Trigonal and embedded tropical curves of low genus
Hannah Markwig, Angelina Zheng
TL;DR
The article develops a tropical analogue of trigonal curves via embeddings into Hirzebruch surfaces, focusing on genus $3$ and $4$ with maximal combinatorial type. It links smooth planar embeddings to realizable degree $3$ tropical covers and Maroni-type invariants, showing obstructions that prevent smooth embeddings and detailing how tropical modifications can unfold contracted features to reflect trigonal morphisms. The work combines combinatorial, geometric, and tropical techniques to characterize when tropical curves of low genus admit Hirzebruch dual embeddings, and illustrates unfolding as a mechanism to recover trigonal structures in non-smooth cases. Overall, it advances the correspondence between tropical gonality notions and Hirzebruch-surface embeddings, with concrete classifications and illustrative examples for low-genus cases.
Abstract
In algebraic geometry, trigonal curves can always be embedded into Hirzebruch surfaces. In tropical geometry, the notion of trigonality does not have a unique translation.

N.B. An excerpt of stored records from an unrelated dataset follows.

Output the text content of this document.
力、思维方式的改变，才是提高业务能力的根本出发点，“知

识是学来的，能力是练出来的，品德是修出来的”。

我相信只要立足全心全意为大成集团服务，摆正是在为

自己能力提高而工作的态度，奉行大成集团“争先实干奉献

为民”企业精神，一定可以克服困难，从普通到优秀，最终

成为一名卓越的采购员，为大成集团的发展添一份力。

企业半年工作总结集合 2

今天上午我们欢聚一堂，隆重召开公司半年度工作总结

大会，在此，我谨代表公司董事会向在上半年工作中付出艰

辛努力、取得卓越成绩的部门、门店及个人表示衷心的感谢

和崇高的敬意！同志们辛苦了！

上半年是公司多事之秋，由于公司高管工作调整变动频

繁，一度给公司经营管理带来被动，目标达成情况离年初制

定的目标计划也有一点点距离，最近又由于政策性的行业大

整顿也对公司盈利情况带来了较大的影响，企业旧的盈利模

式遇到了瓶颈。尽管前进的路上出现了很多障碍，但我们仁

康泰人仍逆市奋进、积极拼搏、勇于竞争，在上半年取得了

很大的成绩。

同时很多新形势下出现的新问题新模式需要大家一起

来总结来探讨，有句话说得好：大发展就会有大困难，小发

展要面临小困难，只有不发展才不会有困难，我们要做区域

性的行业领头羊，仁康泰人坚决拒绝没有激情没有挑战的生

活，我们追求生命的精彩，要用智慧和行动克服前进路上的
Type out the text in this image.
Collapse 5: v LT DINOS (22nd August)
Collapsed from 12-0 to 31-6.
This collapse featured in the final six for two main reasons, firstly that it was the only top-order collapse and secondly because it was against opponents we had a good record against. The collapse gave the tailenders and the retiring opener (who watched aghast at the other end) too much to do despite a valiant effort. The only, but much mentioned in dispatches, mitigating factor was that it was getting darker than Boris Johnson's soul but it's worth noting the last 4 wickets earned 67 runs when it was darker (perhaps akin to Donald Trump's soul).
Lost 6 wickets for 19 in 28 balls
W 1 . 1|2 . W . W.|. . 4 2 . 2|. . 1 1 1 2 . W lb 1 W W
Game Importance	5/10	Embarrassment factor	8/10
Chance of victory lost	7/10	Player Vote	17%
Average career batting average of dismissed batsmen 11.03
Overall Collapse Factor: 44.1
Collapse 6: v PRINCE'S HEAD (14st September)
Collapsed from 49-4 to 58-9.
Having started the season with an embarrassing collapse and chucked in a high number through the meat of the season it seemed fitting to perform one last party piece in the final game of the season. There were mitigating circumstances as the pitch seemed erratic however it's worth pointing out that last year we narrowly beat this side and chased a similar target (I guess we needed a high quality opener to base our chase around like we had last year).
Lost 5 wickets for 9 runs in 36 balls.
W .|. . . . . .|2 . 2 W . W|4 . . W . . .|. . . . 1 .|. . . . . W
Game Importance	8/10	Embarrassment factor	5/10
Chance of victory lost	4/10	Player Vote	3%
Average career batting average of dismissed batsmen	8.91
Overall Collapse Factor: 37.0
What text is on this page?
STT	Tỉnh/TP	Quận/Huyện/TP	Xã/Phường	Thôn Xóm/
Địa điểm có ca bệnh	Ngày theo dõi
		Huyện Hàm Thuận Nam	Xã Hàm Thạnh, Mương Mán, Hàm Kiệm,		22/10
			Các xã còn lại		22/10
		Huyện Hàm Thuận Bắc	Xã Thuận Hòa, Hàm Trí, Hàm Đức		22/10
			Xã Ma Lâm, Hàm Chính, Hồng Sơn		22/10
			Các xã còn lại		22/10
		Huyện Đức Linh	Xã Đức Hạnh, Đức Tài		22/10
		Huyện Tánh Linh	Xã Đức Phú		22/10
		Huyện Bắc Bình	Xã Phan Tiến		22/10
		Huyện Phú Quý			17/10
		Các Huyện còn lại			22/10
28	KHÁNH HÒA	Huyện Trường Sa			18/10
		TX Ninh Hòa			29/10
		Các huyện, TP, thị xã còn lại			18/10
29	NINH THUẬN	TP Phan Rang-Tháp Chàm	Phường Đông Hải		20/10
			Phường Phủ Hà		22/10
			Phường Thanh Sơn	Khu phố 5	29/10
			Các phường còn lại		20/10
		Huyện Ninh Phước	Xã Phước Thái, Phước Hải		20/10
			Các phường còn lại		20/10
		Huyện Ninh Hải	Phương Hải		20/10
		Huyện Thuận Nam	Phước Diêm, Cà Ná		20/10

We focus on the characterization in terms of the existence of a degree 3 morphism to a line, and discuss relations to possible embeddings into $\mathbb R^2$ reflecting an embedding into a Hirzebruch surface. Our results can be divided into three parts: for tropical curves of low genus 3 and 4, we discuss the relation between a trigonal morphism and an embedding dual to the polygon of a Hirzebruch surface, building on works on embeddings of hyperelliptic tropical curves and curves of low genus. We compare obstructions for embeddings with obstructions for the existence of a degree 3 morphism to a line. Finally, we showcase examples where a non-smooth embedding can be unfolded to reflect certain features of a degree 3 morphism to a line.